|FOR IMMEDIATE RELEASE||NIJ||FRIDAY, MARCH 6, 1998||202/307-0703|
ONDCP - 202/395-6618
WASHINGTON, D.C. -- According to a just-released study, Washington, D.C. arrestees were less likely than those studied in five other cities to carry a gun during a drug purchase, with only 4.1 percent reporting they carried a gun during a drug purchase in the 30 days prior to arrest. In contrast, in San Antonio, Texas, over 8 percent carried weapons during drug purchases.
Researchers studied drug use and purchase patterns among arrestees in six cities and concluded that drug markets have different characteristics both within and across cities, according to the report released by the Justice Department's National Institute of Justice (NIJ) and the Office of National Drug Control Policy (ONDCP). Within any given city, drug use and drug market participation varied substantially by the three drug types examined: crack, powder cocaine and heroin. In addition to Washington, D.C., the other jurisdictions studied are Chicago, Manhattan, San Diego, San Antonio and Portland, Oregon.
"This study will now form part of the strong scientific base upon which we base drug policy," said ONDCP Director Barry R. McCaffrey. "The National Drug Control Strategy will only succeed in reducing drug abuse if all our programs are based upon research and science. This report hands a new tool to drug treatment providers and police officers--two of the professions which have to deal with drug abuse on a daily, front-line basis."

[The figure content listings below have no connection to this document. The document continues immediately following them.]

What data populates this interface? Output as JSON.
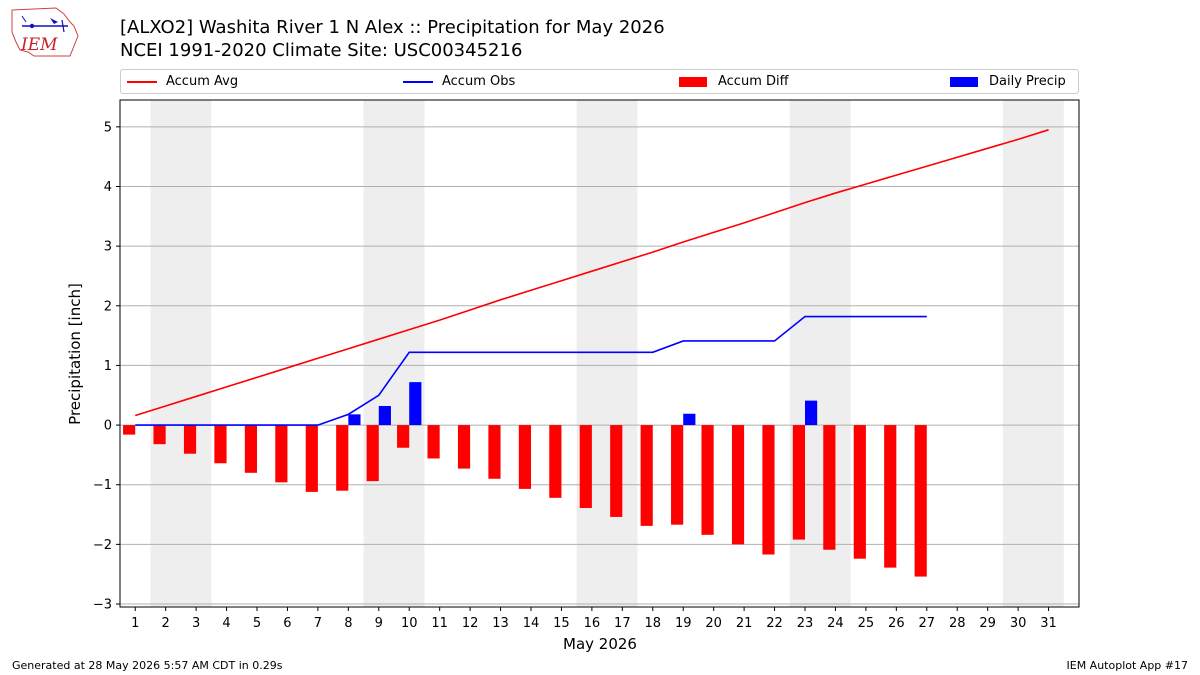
{
  "header": {
    "title_line1": "[ALXO2] Washita River 1 N Alex :: Precipitation for May 2026",
    "title_line2": "NCEI 1991-2020 Climate Site: USC00345216",
    "logo_text": "IEM"
  },
  "footer": {
    "generated": "Generated at 28 May 2026 5:57 AM CDT in 0.29s",
    "app": "IEM Autoplot App #17"
  },
  "colors": {
    "accum_avg": "#ff0000",
    "accum_obs": "#0000ff",
    "accum_diff": "#ff0000",
    "daily_precip": "#0000ff",
    "weekend_shade": "#eeeeee",
    "grid": "#b0b0b0"
  },
  "legend": [
    {
      "label": "Accum Avg",
      "kind": "line",
      "color": "#ff0000"
    },
    {
      "label": "Accum Obs",
      "kind": "line",
      "color": "#0000ff"
    },
    {
      "label": "Accum Diff",
      "kind": "patch",
      "color": "#ff0000"
    },
    {
      "label": "Daily Precip",
      "kind": "patch",
      "color": "#0000ff"
    }
  ],
  "chart_data": {
    "type": "bar",
    "xlabel": "May 2026",
    "ylabel": "Precipitation [inch]",
    "ylim": [
      -3.05,
      5.45
    ],
    "yticks": [
      -3,
      -2,
      -1,
      0,
      1,
      2,
      3,
      4,
      5
    ],
    "ytick_labels": [
      "−3",
      "−2",
      "−1",
      "0",
      "1",
      "2",
      "3",
      "4",
      "5"
    ],
    "grid": "horizontal",
    "legend_position": "top",
    "xlim": [
      0.5,
      32.0
    ],
    "days": [
      1,
      2,
      3,
      4,
      5,
      6,
      7,
      8,
      9,
      10,
      11,
      12,
      13,
      14,
      15,
      16,
      17,
      18,
      19,
      20,
      21,
      22,
      23,
      24,
      25,
      26,
      27,
      28,
      29,
      30,
      31
    ],
    "shaded_days": [
      2,
      3,
      9,
      10,
      16,
      17,
      23,
      24,
      30,
      31
    ],
    "series": [
      {
        "name": "Accum Avg",
        "type": "line",
        "x": [
          1,
          2,
          3,
          4,
          5,
          6,
          7,
          8,
          9,
          10,
          11,
          12,
          13,
          14,
          15,
          16,
          17,
          18,
          19,
          20,
          21,
          22,
          23,
          24,
          25,
          26,
          27,
          28,
          29,
          30,
          31
        ],
        "values": [
          0.16,
          0.32,
          0.48,
          0.64,
          0.8,
          0.96,
          1.12,
          1.28,
          1.44,
          1.6,
          1.76,
          1.93,
          2.1,
          2.26,
          2.42,
          2.58,
          2.74,
          2.9,
          3.07,
          3.23,
          3.39,
          3.56,
          3.73,
          3.89,
          4.04,
          4.19,
          4.34,
          4.49,
          4.64,
          4.79,
          4.95
        ]
      },
      {
        "name": "Accum Obs",
        "type": "line",
        "x": [
          1,
          2,
          3,
          4,
          5,
          6,
          7,
          8,
          9,
          10,
          11,
          12,
          13,
          14,
          15,
          16,
          17,
          18,
          19,
          20,
          21,
          22,
          23,
          24,
          25,
          26,
          27
        ],
        "values": [
          0,
          0,
          0,
          0,
          0,
          0,
          0,
          0.18,
          0.5,
          1.22,
          1.22,
          1.22,
          1.22,
          1.22,
          1.22,
          1.22,
          1.22,
          1.22,
          1.41,
          1.41,
          1.41,
          1.41,
          1.82,
          1.82,
          1.82,
          1.82,
          1.82
        ]
      },
      {
        "name": "Accum Diff",
        "type": "bar",
        "x": [
          1,
          2,
          3,
          4,
          5,
          6,
          7,
          8,
          9,
          10,
          11,
          12,
          13,
          14,
          15,
          16,
          17,
          18,
          19,
          20,
          21,
          22,
          23,
          24,
          25,
          26,
          27
        ],
        "values": [
          -0.16,
          -0.32,
          -0.48,
          -0.64,
          -0.8,
          -0.96,
          -1.12,
          -1.1,
          -0.94,
          -0.38,
          -0.56,
          -0.73,
          -0.9,
          -1.07,
          -1.22,
          -1.39,
          -1.54,
          -1.69,
          -1.67,
          -1.84,
          -2.0,
          -2.17,
          -1.92,
          -2.09,
          -2.24,
          -2.39,
          -2.54
        ]
      },
      {
        "name": "Daily Precip",
        "type": "bar",
        "x": [
          8,
          9,
          10,
          19,
          23
        ],
        "values": [
          0.18,
          0.32,
          0.72,
          0.19,
          0.41
        ]
      }
    ]
  }
}
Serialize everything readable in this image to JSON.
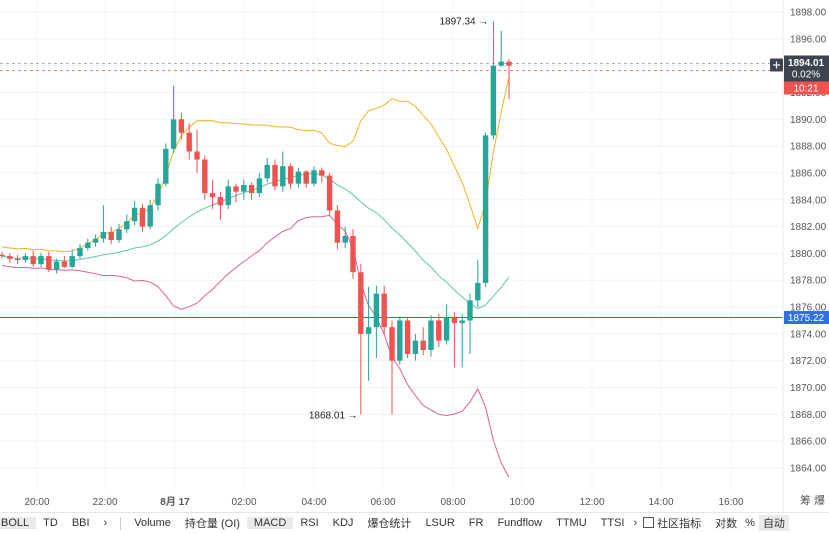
{
  "chart_data": {
    "type": "candlestick",
    "x_ticks": [
      "20:00",
      "22:00",
      "8月 17",
      "02:00",
      "04:00",
      "06:00",
      "08:00",
      "10:00",
      "12:00",
      "14:00",
      "16:00"
    ],
    "y_ticks": [
      "1898.00",
      "1896.00",
      "1894.00",
      "1892.00",
      "1890.00",
      "1888.00",
      "1886.00",
      "1884.00",
      "1882.00",
      "1880.00",
      "1878.00",
      "1876.00",
      "1874.00",
      "1872.00",
      "1870.00",
      "1868.00",
      "1866.00",
      "1864.00"
    ],
    "ylim": [
      1862.7,
      1899.4
    ],
    "candles": [
      [
        1879.9,
        1879.8,
        1880.1,
        1879.6
      ],
      [
        1879.8,
        1879.6,
        1880.0,
        1879.3
      ],
      [
        1879.6,
        1879.5,
        1879.9,
        1879.2
      ],
      [
        1879.5,
        1879.8,
        1880.0,
        1879.3
      ],
      [
        1879.8,
        1879.2,
        1880.2,
        1879.0
      ],
      [
        1879.2,
        1879.8,
        1880.0,
        1879.0
      ],
      [
        1879.8,
        1878.8,
        1880.1,
        1878.6
      ],
      [
        1878.8,
        1879.4,
        1879.6,
        1878.5
      ],
      [
        1879.4,
        1879.0,
        1879.8,
        1878.9
      ],
      [
        1879.0,
        1879.8,
        1880.3,
        1878.9
      ],
      [
        1879.8,
        1880.4,
        1880.7,
        1879.6
      ],
      [
        1880.4,
        1880.8,
        1881.1,
        1880.2
      ],
      [
        1880.8,
        1881.1,
        1881.4,
        1880.5
      ],
      [
        1881.1,
        1881.6,
        1883.6,
        1880.8
      ],
      [
        1881.6,
        1881.0,
        1882.0,
        1880.7
      ],
      [
        1881.0,
        1881.8,
        1882.2,
        1880.8
      ],
      [
        1881.8,
        1882.4,
        1882.9,
        1881.5
      ],
      [
        1882.4,
        1883.4,
        1883.9,
        1882.1
      ],
      [
        1883.4,
        1882.0,
        1883.7,
        1881.6
      ],
      [
        1882.0,
        1883.6,
        1884.0,
        1881.8
      ],
      [
        1883.6,
        1885.2,
        1885.6,
        1883.2
      ],
      [
        1885.2,
        1887.8,
        1888.2,
        1885.0
      ],
      [
        1887.8,
        1890.0,
        1892.5,
        1887.5
      ],
      [
        1890.0,
        1889.0,
        1890.5,
        1888.5
      ],
      [
        1889.0,
        1887.6,
        1889.7,
        1887.0
      ],
      [
        1887.6,
        1887.0,
        1889.2,
        1886.0
      ],
      [
        1887.0,
        1884.5,
        1887.3,
        1884.0
      ],
      [
        1884.5,
        1884.2,
        1885.5,
        1883.3
      ],
      [
        1884.2,
        1883.6,
        1884.6,
        1882.5
      ],
      [
        1883.6,
        1885.0,
        1885.5,
        1883.3
      ],
      [
        1885.0,
        1884.6,
        1885.2,
        1883.8
      ],
      [
        1884.6,
        1885.1,
        1885.5,
        1884.0
      ],
      [
        1885.1,
        1884.5,
        1885.3,
        1884.0
      ],
      [
        1884.5,
        1885.6,
        1886.0,
        1884.2
      ],
      [
        1885.6,
        1886.6,
        1887.1,
        1885.3
      ],
      [
        1886.6,
        1885.0,
        1887.0,
        1884.7
      ],
      [
        1885.0,
        1886.5,
        1887.6,
        1884.6
      ],
      [
        1886.5,
        1885.2,
        1886.7,
        1884.8
      ],
      [
        1885.2,
        1886.1,
        1886.4,
        1884.9
      ],
      [
        1886.1,
        1885.2,
        1886.2,
        1884.9
      ],
      [
        1885.2,
        1886.2,
        1886.5,
        1885.0
      ],
      [
        1886.2,
        1885.8,
        1886.4,
        1885.3
      ],
      [
        1885.8,
        1883.2,
        1886.0,
        1882.8
      ],
      [
        1883.2,
        1880.8,
        1883.6,
        1880.3
      ],
      [
        1880.8,
        1881.3,
        1882.0,
        1880.4
      ],
      [
        1881.3,
        1878.6,
        1881.8,
        1878.1
      ],
      [
        1878.6,
        1874.0,
        1879.2,
        1868.0
      ],
      [
        1874.0,
        1874.5,
        1877.5,
        1870.5
      ],
      [
        1874.5,
        1877.0,
        1877.6,
        1872.2
      ],
      [
        1877.0,
        1874.5,
        1877.6,
        1874.0
      ],
      [
        1874.5,
        1872.0,
        1875.0,
        1868.0
      ],
      [
        1872.0,
        1875.0,
        1875.3,
        1871.7
      ],
      [
        1875.0,
        1872.5,
        1875.3,
        1872.2
      ],
      [
        1872.5,
        1873.5,
        1874.0,
        1872.0
      ],
      [
        1873.5,
        1872.8,
        1874.5,
        1872.4
      ],
      [
        1872.8,
        1875.0,
        1875.4,
        1872.3
      ],
      [
        1875.0,
        1873.5,
        1875.5,
        1873.0
      ],
      [
        1873.5,
        1875.2,
        1876.2,
        1873.2
      ],
      [
        1875.2,
        1874.8,
        1875.6,
        1871.5
      ],
      [
        1874.8,
        1875.0,
        1875.5,
        1871.5
      ],
      [
        1875.0,
        1876.5,
        1877.0,
        1872.5
      ],
      [
        1876.5,
        1877.8,
        1879.5,
        1876.0
      ],
      [
        1877.8,
        1888.8,
        1889.0,
        1877.5
      ],
      [
        1888.8,
        1894.0,
        1897.3,
        1888.5
      ],
      [
        1894.0,
        1894.3,
        1896.6,
        1893.9
      ],
      [
        1894.3,
        1894.0,
        1894.5,
        1891.5
      ]
    ],
    "price_label": "1894.01",
    "change_label": "0.02%",
    "countdown_label": "10:21",
    "blue_line_label": "1875.22",
    "blue_line_value": 1875.22,
    "max_label": "1897.34",
    "min_label": "1868.01",
    "colors": {
      "up": "#26a69a",
      "down": "#ef5350",
      "upper_band": "#f0b322",
      "mid_band": "#5cc8b0",
      "lower_band": "#e0609a",
      "hline": "#2f6fe4"
    }
  },
  "toolbar": {
    "items": [
      "BOLL",
      "TD",
      "BBI",
      "›",
      "Volume",
      "持仓量 (OI)",
      "MACD",
      "RSI",
      "KDJ",
      "爆仓统计",
      "LSUR",
      "FR",
      "Fundflow",
      "TTMU",
      "TTSI",
      "›"
    ],
    "community": "社区指标",
    "log_label": "对数",
    "pct_label": "%",
    "auto_label": "自动",
    "right_top_chars": "筹 爆"
  }
}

"These findings will help both law enforcement officials and drug treatment providers in Washington plan their respective strategies," said NIJ Director Jeremy Travis. "This report demonstrates how collecting information about local patterns of drug use and sales can help any community plan for the best use of its resources and ultimately reduce drug use and drug-related crime."
Arrested crack users in the six cities studied were usually less likely to report using a single individual as a source than heroin and cocaine users. On average, crack users reported knowing more dealers from whom they could make purchases than did cocaine and heroin users. In all cities, most were likely to report using a main source who was of their own ethnic or racial background regardless of the drug sought.
Crack users arrested in Washington reported dealer unavailability as the most frequently cited reason for not being able to buy drugs. Most arrested drug users reported making drug purchases outdoors. Over 11 percent of crack users reported living in a shelter prior to their arrest.
Key variables analyzed included: the proximity of drug purchases to the buyer's neighborhood; the buyer's relationship to the seller; the elapsed time, duration and frequency of purchases; the size and price of the drug transactions; how income is generated for drug purchases; the presence of firearms during drug transactions; the quantities of drugs typically used; the form of drug and mode of administration; and the frequency of drug use.
Data were collected between 1995 and 1996 from recently arrested crack cocaine, powder cocaine and heroin users.